日本各地には、標準語ではあまり使われないものの、その地域では自然に使われている敬語表現があります。「お行き逢いする」という言葉もそのひとつで、初めて聞く人には「どこかへ行くことなのか」と誤解されやすい表現です。
この記事では、「お行き逢いする」の意味や由来、長野県などで使われてきた敬語表現としての特徴、現在でも使われているのかについて詳しく解説します。
「お行き逢いする」は「お目にかかる」という意味
「お行き逢いする」は、長野県を中心とした地域で使われることがある表現で、意味としては「お会いする」「お目にかかる」「お会いできる」という丁寧な言い方です。
例えば、「先生には以前お行き逢いしたことがあります」という場合は、「先生には以前お会いしたことがあります」という意味になります。
「行き逢う」という言葉自体には、本来「道で偶然出会う」という意味があります。その表現に敬意を表す「お」を付けることで、相手への丁寧な気持ちを込めた言い方として使われてきました。
なぜ「行く」という言葉なのに「会う」意味になるのか
「行き逢う」と聞くと、「どこかへ行く」という意味に感じる人も多いため、初めて聞くと戸惑うのは自然なことです。
しかし、「行き逢う」は「行く」と「会う」が組み合わさった言葉で、昔の日本語では「歩いていて出会う」「途中で遭遇する」という意味で使われていました。
つまり、「相手のところへ行って会う」という意味ではなく、「行く途中や生活の中で出会う」というニュアンスから、「会う」を表す言葉として発展したものです。
長野地方で「お行き逢いする」が使われる理由
長野県を含む信州地方では、昔から独自の敬語表現や丁寧な言葉遣いが多く残っています。
「お行き逢いする」も、その地域で人との出会いを丁寧に表現する言葉として使われてきたものです。特に年配の方や、地域の中で受け継がれてきた言葉を使う人の間では、自然な表現として存在しています。
方言というと単なるなまりを想像する人もいますが、実際には敬語や言い回しにも地域差があります。「お行き逢いする」は、信州地方の文化や言葉の歴史を感じられる表現のひとつと言えます。
現在でも長野県で「お行き逢いする」は使われているのか
現在の長野県でも「お行き逢いする」という表現を使う人はいますが、年代や地域によって使用頻度には差があります。
若い世代では標準語の「お会いする」「お目にかかる」を使うことが多くなっています。

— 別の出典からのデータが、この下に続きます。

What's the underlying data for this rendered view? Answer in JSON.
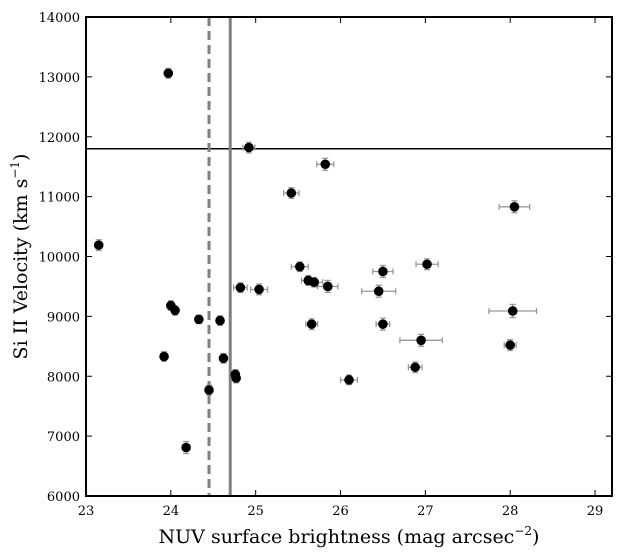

そのため、日常的に誰もが使う表現というよりは、年配の方や地域の言葉を大切にする人が使う表現になりつつあります。
一方で、地域によっては現在でも自然に通じる言葉であり、古くからの信州の敬語表現として残っています。
「お行き逢いする」と似た地域独自の敬語表現
日本には、「お行き逢いする」のように標準語とは少し違う敬語表現が各地にあります。
例えば、地域によっては「お見えになる」の使い方が独特だったり、相手を敬う表現に昔ながらの言葉が残っていたりします。
これらは間違った日本語というわけではなく、その土地で長く使われてきた言葉の文化です。標準語だけを基準にすると不思議に感じますが、方言には地域の歴史や人間関係のあり方が反映されています。
「お行き逢いする」は失礼な表現ではないのか
「お行き逢いする」は、相手に対して敬意を込めた表現なので、基本的には失礼な言葉ではありません。
むしろ、「お目にかかる」と同じように、相手との出会いを丁寧に表現する言葉として使われてきました。
ただし、地域外では意味が伝わりにくい場合があるため、全国的な場面では「お会いする」「お目にかかる」と言い換えるほうが誤解を防ぎやすいでしょう。
まとめ:「お行き逢いする」は長野地方に残る丁寧な出会いの表現
「お行き逢いする」は、長野県などで使われてきた表現で、「お目にかかる」「お会いする」という意味を持つ敬語です。
「行く」という言葉が入っているため初めて聞く人には分かりにくいですが、もともとの「行き逢う」という言葉が「出会う」を意味することから生まれた表現です。
現在では使用する人は減っているものの、信州地方の文化や言葉の豊かさを伝える表現として残っています。地域によって異なる日本語の面白さを感じられる言葉のひとつです。